Stephen King – "The New York Times at Special Bargain Rates" Review

This short story of Mr. King’s “The New York Times…” really needed to be longer, it is better than “Harvey’s Dream,” but that isn’t saying much. It starts off with a mystery, and ends in twilight. He is by far no Bram Stoker in writing short stories; it is goofy, a little gross, plainly written, more satire than drama or whatever: to be honest, when he wrote the book “Just before Sunset,” he should have reviewed some of H.P. Lovecraft’s short stories, and Clark A. Smith’s, and Stokers: you can see he’s out of practice.

It is about a plane crash, and although Mr. King has a great imagination, he unendingly and unnecessarily plants dumb innuendos here and there throughout this ten-page story, although I think he’s having fun doing it. Anyhow, there is not much energy in this story, but a good story line. He cusses, and I can’t guess why, do people really cuss that much around him-do people really get a jolt out of that? It doesn’t do the story any good. His style is like a flat balloon although his dialogue is better than “Harvey’s Dream” and the narration is one step up.

I’m not going to tell you the end of the story, a writer needs to sell books, good or not. If you read it, you’ll have to read it twice to absorb it completely I do believe: or read it slow. Plus, he could have found a better name for the story. He’s lucky he has a following; he’d starve to death if he depended on this book. (8-12-2010)

Short Story Review – Stephen King’s "Harvey’s Dream"

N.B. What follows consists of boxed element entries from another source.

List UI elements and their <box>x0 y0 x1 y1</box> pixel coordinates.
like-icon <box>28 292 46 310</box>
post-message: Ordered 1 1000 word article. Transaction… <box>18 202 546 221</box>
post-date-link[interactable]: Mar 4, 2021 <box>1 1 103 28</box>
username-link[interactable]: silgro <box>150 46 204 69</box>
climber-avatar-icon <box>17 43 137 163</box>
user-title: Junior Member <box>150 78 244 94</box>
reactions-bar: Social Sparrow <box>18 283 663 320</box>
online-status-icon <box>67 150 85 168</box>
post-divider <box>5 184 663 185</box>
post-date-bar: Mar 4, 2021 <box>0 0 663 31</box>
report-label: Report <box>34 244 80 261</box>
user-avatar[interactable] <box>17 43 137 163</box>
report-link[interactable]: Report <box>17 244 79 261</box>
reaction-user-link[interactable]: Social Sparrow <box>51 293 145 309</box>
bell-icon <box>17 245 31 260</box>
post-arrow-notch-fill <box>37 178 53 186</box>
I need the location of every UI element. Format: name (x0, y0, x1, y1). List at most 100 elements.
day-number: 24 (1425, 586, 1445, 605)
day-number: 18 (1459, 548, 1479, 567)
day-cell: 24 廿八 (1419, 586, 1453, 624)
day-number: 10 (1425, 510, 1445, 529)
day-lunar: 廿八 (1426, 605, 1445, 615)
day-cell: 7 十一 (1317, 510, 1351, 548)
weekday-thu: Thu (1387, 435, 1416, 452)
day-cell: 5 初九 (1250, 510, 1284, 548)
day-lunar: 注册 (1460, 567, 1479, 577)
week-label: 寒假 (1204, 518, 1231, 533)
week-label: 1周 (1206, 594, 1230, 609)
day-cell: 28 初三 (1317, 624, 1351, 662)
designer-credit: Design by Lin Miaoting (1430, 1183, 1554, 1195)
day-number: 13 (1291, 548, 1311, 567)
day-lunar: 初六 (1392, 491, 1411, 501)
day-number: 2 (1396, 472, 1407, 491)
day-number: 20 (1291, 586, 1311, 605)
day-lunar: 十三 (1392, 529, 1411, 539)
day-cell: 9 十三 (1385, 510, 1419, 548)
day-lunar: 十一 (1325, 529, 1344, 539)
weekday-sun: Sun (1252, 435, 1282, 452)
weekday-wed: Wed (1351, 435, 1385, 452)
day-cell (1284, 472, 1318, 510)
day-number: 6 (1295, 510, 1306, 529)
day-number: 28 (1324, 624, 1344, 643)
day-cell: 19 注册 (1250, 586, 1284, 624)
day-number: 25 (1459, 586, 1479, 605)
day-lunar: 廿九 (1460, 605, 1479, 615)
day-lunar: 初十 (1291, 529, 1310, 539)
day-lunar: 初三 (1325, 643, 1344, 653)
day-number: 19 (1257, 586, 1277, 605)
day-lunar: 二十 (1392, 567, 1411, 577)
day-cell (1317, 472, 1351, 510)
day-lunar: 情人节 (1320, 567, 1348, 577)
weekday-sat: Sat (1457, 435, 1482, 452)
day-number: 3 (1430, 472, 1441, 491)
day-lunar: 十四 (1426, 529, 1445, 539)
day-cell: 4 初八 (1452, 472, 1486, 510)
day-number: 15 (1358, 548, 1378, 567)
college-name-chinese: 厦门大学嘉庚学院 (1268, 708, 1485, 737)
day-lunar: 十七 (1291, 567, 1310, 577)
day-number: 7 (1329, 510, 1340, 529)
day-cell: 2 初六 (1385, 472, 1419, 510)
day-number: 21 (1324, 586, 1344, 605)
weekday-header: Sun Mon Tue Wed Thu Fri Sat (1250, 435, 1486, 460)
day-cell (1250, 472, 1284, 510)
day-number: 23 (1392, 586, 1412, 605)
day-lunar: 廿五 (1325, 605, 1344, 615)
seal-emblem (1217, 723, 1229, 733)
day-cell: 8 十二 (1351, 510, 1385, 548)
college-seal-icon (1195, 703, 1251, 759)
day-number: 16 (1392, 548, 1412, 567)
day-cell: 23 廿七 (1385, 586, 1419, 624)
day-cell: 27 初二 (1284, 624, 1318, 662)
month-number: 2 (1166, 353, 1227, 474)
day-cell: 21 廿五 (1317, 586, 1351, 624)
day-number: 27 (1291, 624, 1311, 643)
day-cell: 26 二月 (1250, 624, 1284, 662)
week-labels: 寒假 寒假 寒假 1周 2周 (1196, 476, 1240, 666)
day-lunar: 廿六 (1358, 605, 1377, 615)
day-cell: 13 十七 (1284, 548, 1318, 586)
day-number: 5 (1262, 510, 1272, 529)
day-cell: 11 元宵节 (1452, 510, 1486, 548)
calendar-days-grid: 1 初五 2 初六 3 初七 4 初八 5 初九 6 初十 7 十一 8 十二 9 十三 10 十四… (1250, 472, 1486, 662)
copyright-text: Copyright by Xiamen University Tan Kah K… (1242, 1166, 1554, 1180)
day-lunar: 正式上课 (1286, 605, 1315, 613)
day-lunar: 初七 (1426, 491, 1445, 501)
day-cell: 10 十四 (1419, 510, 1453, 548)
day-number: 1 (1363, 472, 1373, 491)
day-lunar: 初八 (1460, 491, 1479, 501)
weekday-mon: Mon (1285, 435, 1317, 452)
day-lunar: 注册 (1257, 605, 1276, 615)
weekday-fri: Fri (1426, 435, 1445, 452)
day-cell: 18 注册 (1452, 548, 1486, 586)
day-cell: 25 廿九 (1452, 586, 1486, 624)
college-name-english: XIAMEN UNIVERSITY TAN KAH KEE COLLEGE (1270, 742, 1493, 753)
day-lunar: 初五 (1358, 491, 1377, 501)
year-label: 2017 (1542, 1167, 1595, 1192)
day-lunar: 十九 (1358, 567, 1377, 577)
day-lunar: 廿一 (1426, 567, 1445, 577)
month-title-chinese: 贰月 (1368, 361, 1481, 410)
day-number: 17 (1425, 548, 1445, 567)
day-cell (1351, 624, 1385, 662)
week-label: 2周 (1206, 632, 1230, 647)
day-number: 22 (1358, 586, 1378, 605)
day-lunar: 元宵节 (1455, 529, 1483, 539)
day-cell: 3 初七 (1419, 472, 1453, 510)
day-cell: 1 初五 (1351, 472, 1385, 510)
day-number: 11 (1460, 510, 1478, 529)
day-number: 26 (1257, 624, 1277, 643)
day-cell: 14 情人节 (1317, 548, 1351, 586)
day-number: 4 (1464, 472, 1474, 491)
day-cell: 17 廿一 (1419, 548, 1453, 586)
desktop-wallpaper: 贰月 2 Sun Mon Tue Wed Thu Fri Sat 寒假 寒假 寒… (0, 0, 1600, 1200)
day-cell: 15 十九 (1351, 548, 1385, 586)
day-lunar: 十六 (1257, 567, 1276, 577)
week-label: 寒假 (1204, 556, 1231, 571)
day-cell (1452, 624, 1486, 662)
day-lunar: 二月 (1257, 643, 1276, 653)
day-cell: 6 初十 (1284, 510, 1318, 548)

From the book “Just after Sunset,” by Stephen King: “Harvey’s Dream” a ten page story, in a book over 350-pages, $28.000 (I got it on sale for $7.00; thank goodness), dated 2008. To my knowledge, Mr. King hasn’t written short stories for a while, this book was his first in a number of years. It says on the leaf inside the book “Stephen King…delivers an astonishing collection of short stories….” Harvey’s Dream, is far from being astonishing. I read a few of his books years ago, only one impressed me, but I never read his short stories, and this story is badly written, by anybody’s standards. I haven’t gotten to the full book yet, it make take a year or two after reading this ten-page story which is real stale, oversimplified, written in short sentences that don’t seem to connect properly.

He uses stupid phrases, idioms that don’t fit the character or mood or life of the story-and perhaps a bit confusing for the younger reader; it seems he’s simply grabbing at anything, knowing his name will carry the book over the silliness of it all, the sentences-in particular their endings awkward to say the least. He sounds like a reporter, and a 3rd person reporter, that shouldn’t be reporting. He uses four-letter words, cuss words, to maximize the potency, or let’s say, to emphases the mood, and by gosh, it just falls fat, like someone staring at you, dumbfounded.

He uses click, catchphrases, tags like “Waterloo,” or “Alfalfa of the Little Rascals,” or “The Sopranos,” to make his point (dumb, dumb and dumber). I can’t imagine any one wanting to reread this story, and I’m afraid to move on and read the other several stories in the book, it’s embarrassing, I’m embarrassed for him-odd isn’t it. He’s evidently, not working for posterity of his works, most folks, writers nowadays aren’t, and it shows. But this story should never have been put into the book, it’s really beneath him. (8-11-2010)

Ayana (Short Story Written by Stephen King)

(Short Story Written by Stephen King)

For a short story we are dealing with a lot of character names to remember. Consequently, this takes a lot of work and concentration, is the story worth it? Good question. In comparison to “Harvey’s Dream,” and “The New York Times…” along with “Rest Stop,” it is a little better written, although the ending in “Rest Stop,” is far above “Alana’s ending.

In “Ayana” he only cusses once, thank goodness- every time someone does in these so called modern stories, it just smells as if s/he has a bad vocabulary (the author, not the character), as if the author couldn’t find a good replacement-limited expressions. Anyhow, this is my forth review and forth short story out of the book: “Just after Sunset,” of which I’ve read of Mr. King’s. It is better written than the previous three-I repeat- and has good descriptions, good explaining, theme building is good, stays in his proper tenses; he shows the despairing-ness in growing old, his similes are good for once, in the last three stories it would have been better to have dropped them. I actually found a little style in this story believe it or not, although he took it from Sherwood Anderson, but as Hemingway once said: you can take, only if you can do it better. Perhaps he didn’t need much dialogue in this story either, because it is not there, since he used a narration that was more reporting than being involved-which always lacks in adjectives. There is not much suspense in this as there was in “Rest Stop.”

Actually the ending was a little flat in “Ayana” but we all can’t come up with dynamic endings every time-now can we. I guess the story is good enough, although I’d not nominated it for a Blue Ribbon. It is not a great story, but again I repeat, the aging dilemma we all face is the thread that holds the story together for me.